De fait, la carence de [H] [N] dans le remboursement de sa dette a causé à [E] [N] un préjudice moral à raison de la confiance qu'il avait accordée qu'il respecterait l'engagement qu'il avait librement pris de lui rembourser le prêt qu'il lui avait consenti, qui plus est en l'absence de stipulation d'intérêt.
[H] [N] sera dès lors condamné à verser à [E] [N] la somme de 5.000 euros au titre de son préjudice moral.
La communication par l'administration fiscale de documents sur le fondement de l'article L. 143 alinéa 1 du livre des procédures fiscales ne présente, au cas présent, aucune utilité pour évaluer les demandes de [E] [N]. Il sera dès lors débouté de sa demande visant à voir ordonner à l'administration des impôts de communiquer les documents d'ordre fiscal dont il a réclamé la production.

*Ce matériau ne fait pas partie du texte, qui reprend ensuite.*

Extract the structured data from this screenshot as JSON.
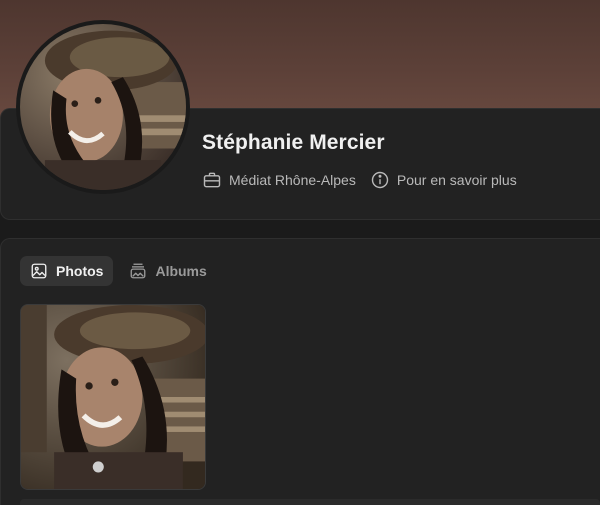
{
  "profile": {
    "name": "Stéphanie Mercier",
    "organization": "Médiat Rhône-Alpes",
    "more_info": "Pour en savoir plus",
    "organization_icon": "briefcase-icon",
    "more_info_icon": "info-circle-icon"
  },
  "tabs": [
    {
      "label": "Photos",
      "icon": "image-icon",
      "active": true
    },
    {
      "label": "Albums",
      "icon": "albums-icon",
      "active": false
    }
  ],
  "colors": {
    "cover": "#5c4038",
    "card": "#222222",
    "active_tab": "#343434"
  }
}
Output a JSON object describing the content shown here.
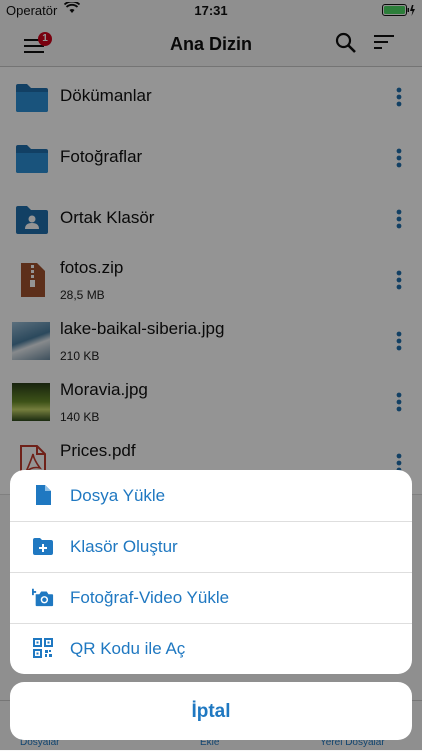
{
  "status": {
    "carrier": "Operatör",
    "time": "17:31"
  },
  "header": {
    "title": "Ana Dizin",
    "badge_count": "1"
  },
  "files": [
    {
      "name": "Dökümanlar",
      "size": "",
      "icon": "folder-icon"
    },
    {
      "name": "Fotoğraflar",
      "size": "",
      "icon": "folder-icon"
    },
    {
      "name": "Ortak Klasör",
      "size": "",
      "icon": "shared-folder-icon"
    },
    {
      "name": "fotos.zip",
      "size": "28,5 MB",
      "icon": "zip-file-icon"
    },
    {
      "name": "lake-baikal-siberia.jpg",
      "size": "210 KB",
      "icon": "image-thumbnail"
    },
    {
      "name": "Moravia.jpg",
      "size": "140 KB",
      "icon": "image-thumbnail"
    },
    {
      "name": "Prices.pdf",
      "size": "",
      "icon": "pdf-file-icon"
    }
  ],
  "action_sheet": {
    "items": [
      {
        "label": "Dosya Yükle",
        "icon": "file-icon"
      },
      {
        "label": "Klasör Oluştur",
        "icon": "folder-plus-icon"
      },
      {
        "label": "Fotoğraf-Video Yükle",
        "icon": "camera-plus-icon"
      },
      {
        "label": "QR Kodu ile Aç",
        "icon": "qr-code-icon"
      }
    ],
    "cancel": "İptal"
  },
  "tabbar": {
    "tabs": [
      "Dosyalar",
      "Ekle",
      "Yerel Dosyalar"
    ]
  },
  "colors": {
    "accent": "#1f78c1",
    "badge": "#d0021b",
    "battery": "#4cd964"
  }
}
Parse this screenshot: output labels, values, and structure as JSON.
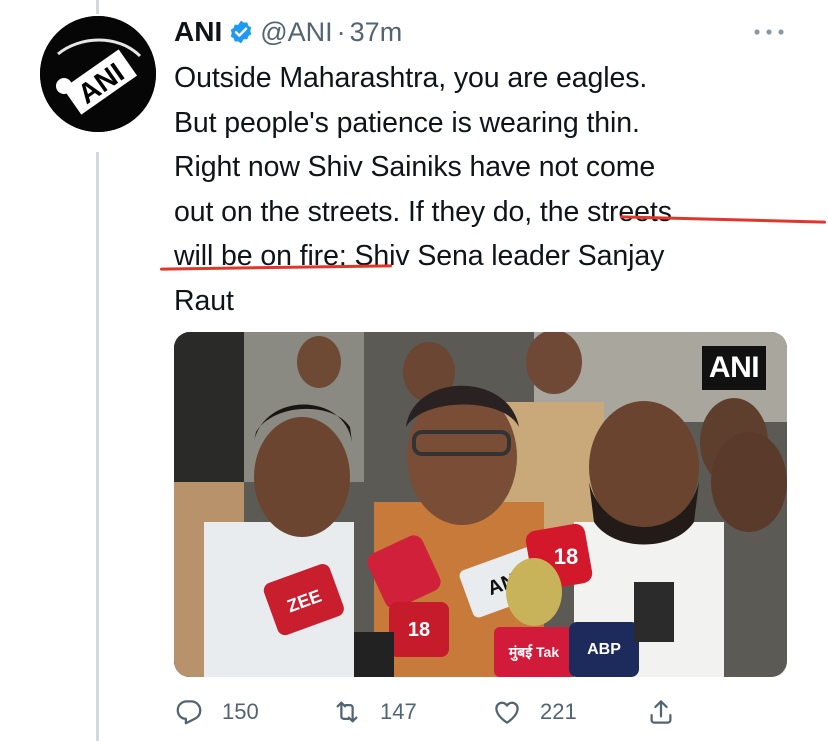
{
  "tweet": {
    "author_name": "ANI",
    "handle": "@ANI",
    "separator": "·",
    "time": "37m",
    "lines": [
      "Outside Maharashtra, you are eagles.",
      "But people's patience is wearing thin.",
      "Right now Shiv Sainiks have not come",
      "out on the streets. If they do, the streets",
      "will be on fire: Shiv Sena leader Sanjay",
      "Raut"
    ],
    "avatar_text": "ANI",
    "media_watermark": "ANI",
    "mic_labels": [
      "ANI",
      "18",
      "ZEE",
      "18",
      "मुंबई Tak",
      "ABP"
    ]
  },
  "actions": {
    "replies": "150",
    "retweets": "147",
    "likes": "221"
  },
  "colors": {
    "text": "#0f1419",
    "secondary": "#536471",
    "verified": "#1d9bf0",
    "underline": "#e0362c"
  }
}
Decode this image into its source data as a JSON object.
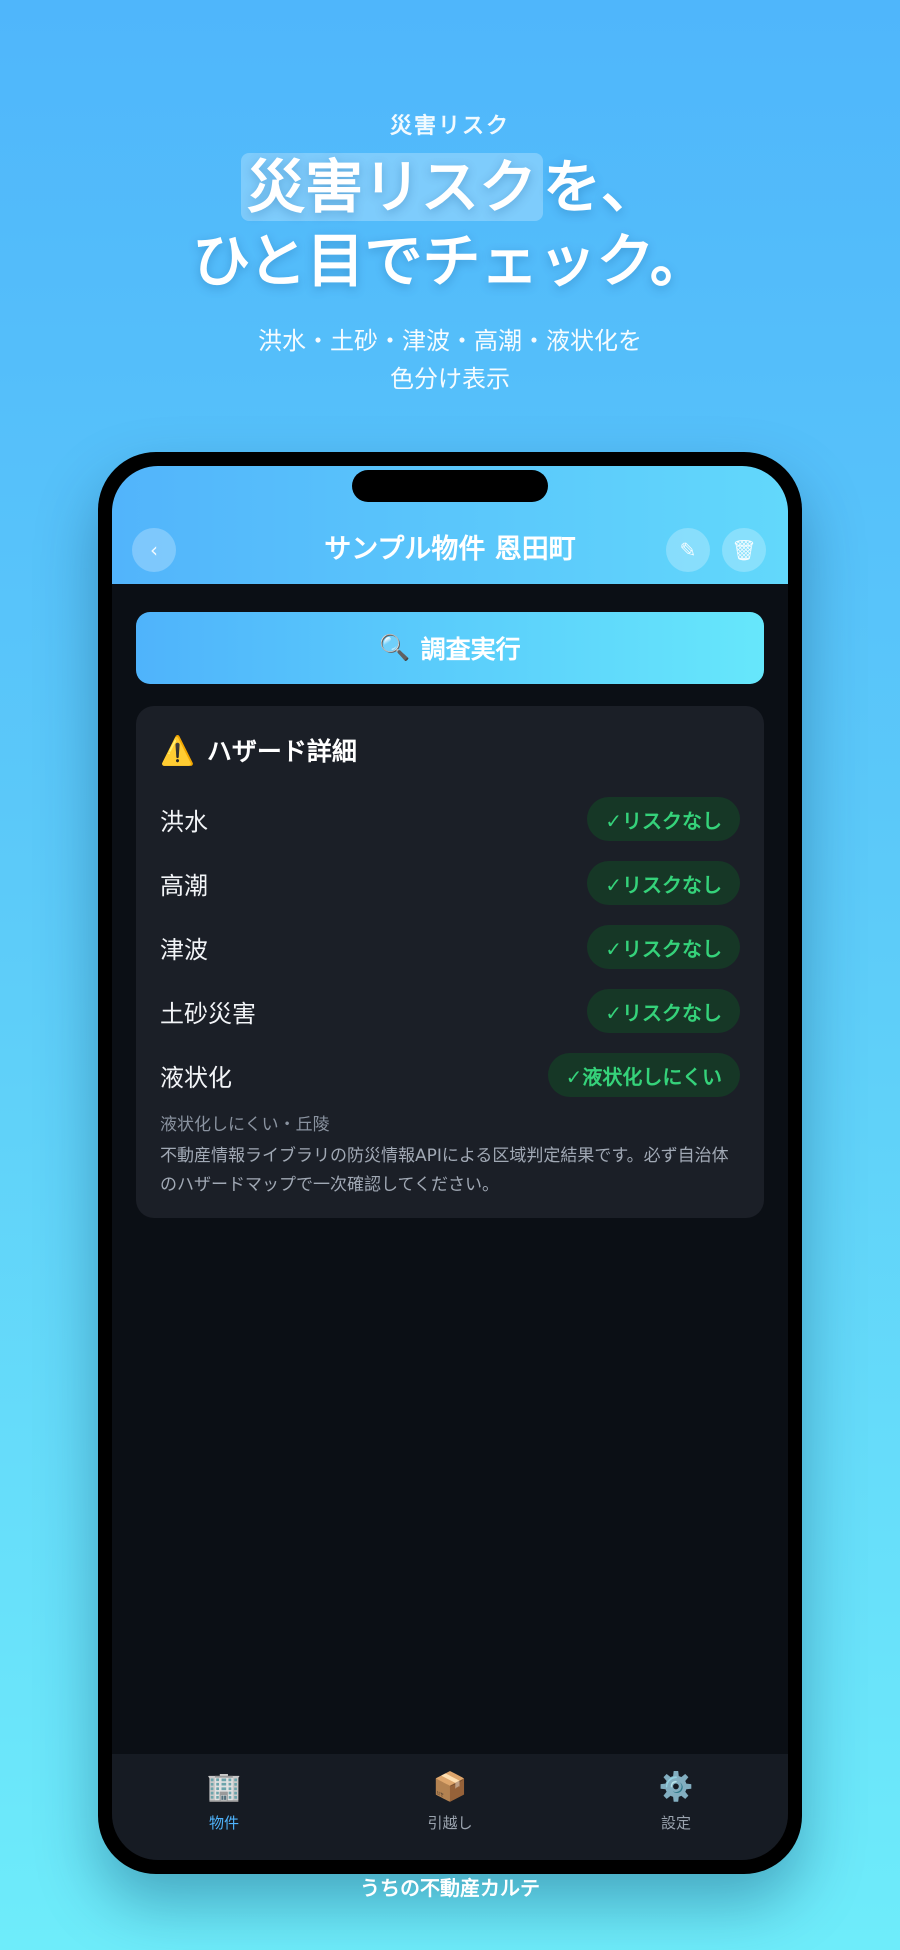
{
  "promo": {
    "eyebrow": "災害リスク",
    "headline_highlight": "災害リスク",
    "headline_rest1": "を、",
    "headline_line2": "ひと目でチェック。",
    "subtitle_line1": "洪水・土砂・津波・高潮・液状化を",
    "subtitle_line2": "色分け表示"
  },
  "header": {
    "title": "サンプル物件 恩田町",
    "back_icon": "‹",
    "edit_icon": "✎",
    "trash_icon": "🗑"
  },
  "run_button": {
    "icon": "🔍",
    "label": "調査実行"
  },
  "hazard": {
    "icon": "⚠️",
    "title": "ハザード詳細",
    "items": [
      {
        "label": "洪水",
        "status": "✓リスクなし"
      },
      {
        "label": "高潮",
        "status": "✓リスクなし"
      },
      {
        "label": "津波",
        "status": "✓リスクなし"
      },
      {
        "label": "土砂災害",
        "status": "✓リスクなし"
      },
      {
        "label": "液状化",
        "status": "✓液状化しにくい"
      }
    ],
    "note_terrain": "液状化しにくい・丘陵",
    "note_source": "不動産情報ライブラリの防災情報APIによる区域判定結果です。必ず自治体のハザードマップで一次確認してください。"
  },
  "tabs": [
    {
      "icon": "🏢",
      "label": "物件",
      "active": true
    },
    {
      "icon": "📦",
      "label": "引越し",
      "active": false
    },
    {
      "icon": "⚙️",
      "label": "設定",
      "active": false
    }
  ],
  "footer": "うちの不動産カルテ",
  "colors": {
    "accent": "#4fb3fb",
    "safe_text": "#35d27a",
    "safe_bg": "#163726",
    "card_bg": "#1b1f27",
    "screen_bg": "#0b0f15"
  }
}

3 - sur les demandes pour procédure abusive :
Il n'est pas établi que l'action de [H] [N] constitue un abus du droit faute de preuve d'une intention de nuire et d'un préjudice résultant de cette procédure indépendamment du préjudice moral, déjà indemnisé, et des frais exposés pour se défendre ci-après envisagés.
[E] [N] sera dès lors débouté de sa demande sur ce fondement.

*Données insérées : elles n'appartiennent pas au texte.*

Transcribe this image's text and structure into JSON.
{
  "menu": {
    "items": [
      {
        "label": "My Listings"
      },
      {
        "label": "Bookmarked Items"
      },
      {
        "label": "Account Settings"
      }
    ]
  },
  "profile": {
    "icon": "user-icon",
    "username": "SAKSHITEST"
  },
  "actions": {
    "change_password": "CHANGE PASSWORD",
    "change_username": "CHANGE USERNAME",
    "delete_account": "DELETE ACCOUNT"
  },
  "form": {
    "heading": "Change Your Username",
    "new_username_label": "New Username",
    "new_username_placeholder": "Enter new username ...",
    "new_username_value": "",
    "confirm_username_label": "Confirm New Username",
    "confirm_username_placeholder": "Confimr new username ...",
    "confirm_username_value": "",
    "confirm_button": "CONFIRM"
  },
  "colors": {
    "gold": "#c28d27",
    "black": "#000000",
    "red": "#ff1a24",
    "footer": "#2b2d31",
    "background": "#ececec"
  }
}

- Sur les demandes accessoires :
Compte tenu de la solution du litige, le jugement sera confirmé sur les dépens et l'application de l'article 700 du code de procédure civile.
A hauteur d'appel, [H] [N] qui succombe largement dans ses prétentions supportera la charge des dépens.
Au regard des circonstances de la cause et de la position respective des parties, il convient de le condamner au paiement d'une somme de 3.000,00 euros au titre des frais non compris dans les dépens d'appel.
PAR CES MOTIFS :
La Cour, après en avoir délibéré, statuant publiquement, par mise à disposition au greffe, par arrêt contradictoire et en dernier ressort,
Confirme le jugement rendu le 12 avril 2022 sauf en ce qu'il a condamné [H] [N] à payer à [E] [N] la somme de 20.000 euros à titre de dommages-intérêts,,
Statuant à nouveau et y ajoutant
Condamne [H] [N] à payer à [E] [N] la somme de 5.000 euros à titre de dommages-intérêts au titre de son préjudice moral,
Condamne [H] [N] aux dépens d'appel
Condamne [H] [N] à payer à [E] [N] une somme de 3.000,00 euros en application de l'article 700 du code de procédure civile.
Déboute les parties du surplus de leurs demandes.
Le présent arrêt a été signé par Madame Jeanne PELLEFIGUES, Présidente, et par Madame Nathalène DENIS, greffière suivant les dispositions de l'article 456 du Code de Procédure Civile.